1. Patient trajectories and XAI
A key prerequisite for precision healthcare is patient and disease characterisation, where patient trajectories can play an important role. Patient trajectories are a means of illustrating the temporal disease progression and correlations. These models often suffer from inscrutability, which prevents pervasiveness of AI applications in healthcare. Therefore, in subject area 1, we will address the patient trajectory and Explainable AI (XAI). Most of the previous research done in patient trajectories are neglecting the data fusion part as well as broadening the scope of the trajectories into other relevant available sources (e.g. self-care which is covered in subject area 3). We will enrich the concept of patient trajectory by exploring and injecting more valuable sources around the patient and disease. XAI can facilitate the process of trust and other issues regarding the "black box" aspects of AI. We aim at leveraging on existing XAI models and scale up them by taking into account the patient trajectory and human-in-the-loop approach involved from the early design steps to the final evaluation phases (covered in subject area 2), which is more or less ignored in general XAI as well as healthcare related XAI methods.
2. Healthcare transformation
There is an increasing awareness in healthcare of the importance of implementation strategies to promote uptake of research and development into routine clinical, organisational, or policy contexts. Although advanced analytics of healthcare data have the potential to transform healthcare through actionable data driven insights, the implementation of AI in healthcare practice is hampered by the lack of implementation strategies that are tailored to the specific settings and contexts for its application. There is a need to close the gap between how work is imagined, and what is actually taking place. This means providing more rigorous and empirical implementation studies of AI in healthcare, underpinning strong theory and real-world understanding. This applies to both the development of patient trajectories based on analysis of healthcare data (covered in subject area 1) and the involvement of relevant stakeholders in the development of new healthcare solutions (covered in subject area 3). Our overall objective is to build an internationally recognised and sustainable AI implementation learning environment and to become leading in the area of AI implementation in healthcare and well known for the quality and relevance of the AI implementation research.
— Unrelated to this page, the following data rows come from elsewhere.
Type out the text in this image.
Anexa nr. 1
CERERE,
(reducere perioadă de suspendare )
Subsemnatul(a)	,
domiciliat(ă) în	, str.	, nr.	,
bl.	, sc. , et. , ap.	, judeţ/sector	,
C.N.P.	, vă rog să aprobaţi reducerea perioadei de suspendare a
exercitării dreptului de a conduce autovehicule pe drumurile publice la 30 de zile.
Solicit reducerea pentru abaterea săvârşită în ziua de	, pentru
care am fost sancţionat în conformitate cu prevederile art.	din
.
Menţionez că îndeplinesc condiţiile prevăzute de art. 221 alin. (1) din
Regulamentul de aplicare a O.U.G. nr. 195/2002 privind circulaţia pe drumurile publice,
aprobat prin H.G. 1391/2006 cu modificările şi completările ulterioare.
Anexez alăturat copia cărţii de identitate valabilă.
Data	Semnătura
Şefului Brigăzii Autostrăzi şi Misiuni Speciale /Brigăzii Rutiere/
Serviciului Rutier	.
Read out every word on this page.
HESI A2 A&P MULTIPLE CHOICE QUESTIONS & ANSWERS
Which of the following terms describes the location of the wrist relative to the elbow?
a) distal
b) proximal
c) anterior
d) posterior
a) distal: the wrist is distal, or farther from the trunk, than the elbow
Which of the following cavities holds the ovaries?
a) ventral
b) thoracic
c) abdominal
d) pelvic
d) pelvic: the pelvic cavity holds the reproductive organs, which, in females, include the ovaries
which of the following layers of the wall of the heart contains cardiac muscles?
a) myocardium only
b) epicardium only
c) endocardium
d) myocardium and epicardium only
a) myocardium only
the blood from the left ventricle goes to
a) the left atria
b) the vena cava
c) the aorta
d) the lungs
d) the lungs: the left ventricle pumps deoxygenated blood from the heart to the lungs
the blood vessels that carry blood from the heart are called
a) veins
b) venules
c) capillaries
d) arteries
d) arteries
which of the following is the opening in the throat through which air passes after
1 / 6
3. Information driven participatory care
The aim of information driven participatory care is to integrate caregivers, patients and technology into efficient, high quality healthcare experiences by creating opportunities to leverage the expertise of each stakeholder in a healthcare journey. While healthcare has been changing, the lack of integration with the existing healthcare system and the paternalistic healthcare model that is prevalent has prevented participatory care from being used to its full potential. The introduction of information driven care enables the use of all available expertise and resources, including intelligent computing, mHealth technologies such as sensors, wearables, digital healthcare apps, and self-care towards increasing the efficiency of the healthcare system while improving healthcare quality by delivering care where and when it is needed the most. Information driven participatory care utilizes patient trajectories (covered in subject area 1) to better match healthcare interventions, including self-care, with patient needs. Healthcare transformation (aubject area 2) is a core aim that creates a healthcare system that inherently utilizes information driven participatory care to provide the best possible care and patient empowerment. The key objectives for information driven participatory care are to define frameworks, design guidelines, design patterns and a case study for information driven participatory care that can be used by private companies as well as public actors in an interconnected ecosystem to leverage participation for increasing efficiency, quality and patient empowerment and satisfaction in healthcare.